The Tuesday morning plenary sessions offered excellent talks on therapeutics in Parkinson’s, atypical Parkinsonism and hyperkinetic/ataxic movement disorders. The new clinico-pathologically-themed ‘Challenge the Experts’ afternoon parallel session saw renowned neurologists pitting their wits in the differential diagnosis of cases that included Fahr’s disease, pallido-luysian atrophy and progressive supranuclear palsy/chronic traumatic encephalopathy overlap.
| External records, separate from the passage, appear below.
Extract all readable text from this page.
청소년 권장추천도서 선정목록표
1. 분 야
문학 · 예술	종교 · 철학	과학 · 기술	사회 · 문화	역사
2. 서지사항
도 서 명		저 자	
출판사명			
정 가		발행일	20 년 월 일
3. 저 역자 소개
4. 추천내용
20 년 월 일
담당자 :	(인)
An equally excellent panel of pathologists was present to discuss the pathological findings in great detail.
Wednesday morning brought the annual presidential award lectures. Recipient Philip Thomson gave an interesting Stanley Fahn lecture with the title ‘The Signs of a Neurologist’, and Peter Jenner from King’s College London then gave an excellent C. David Marsden lecture entitled ‘Parkinson’s disease: the Windmills of your Mind’. Alison Yarnall, from Newcastle, spoke beautifully on mild cognitive impairment in Parkinson’s; she won the junior award alongside two Korean candidates.
The newly named ‘Video Challenge’ took place on the Wednesday evening. This event was formerly known as the ‘Video Olympics’, until a formal challenge from the official Olympic Committee two years ago, and the name was revised to the ‘Video Games’. However this was felt to be insensitive to the plight of the patients in the cases, and the ‘Games’ element has now been dropped. There was a new look panel as well. Traditionally the Video Challenge saw two panels of four international experts go head-to-head in the diagnosis of difficult cases. This year there was a single panel of five experts including Professor Bhatia from Queen Square. The cases were as follows:
The Blue ribbon highlights session took place on the final morning of the Congress. The members of the panel presented the best abstracts from the week. Abstract categories included: basic science (including models and biomarker exploration), clinical aspects of movement disorders (neurobehavioural problems, developing at-risk cohorts, deep brain stimulation, mobile technologies, dopaminergic therapeutic strategies and PD in Africa). Further parallel sessions on Thursday afternoon brought the conclusion of an excellent meeting in an equally excellent city.
Roll on MDS Congress 18 in Stockholm!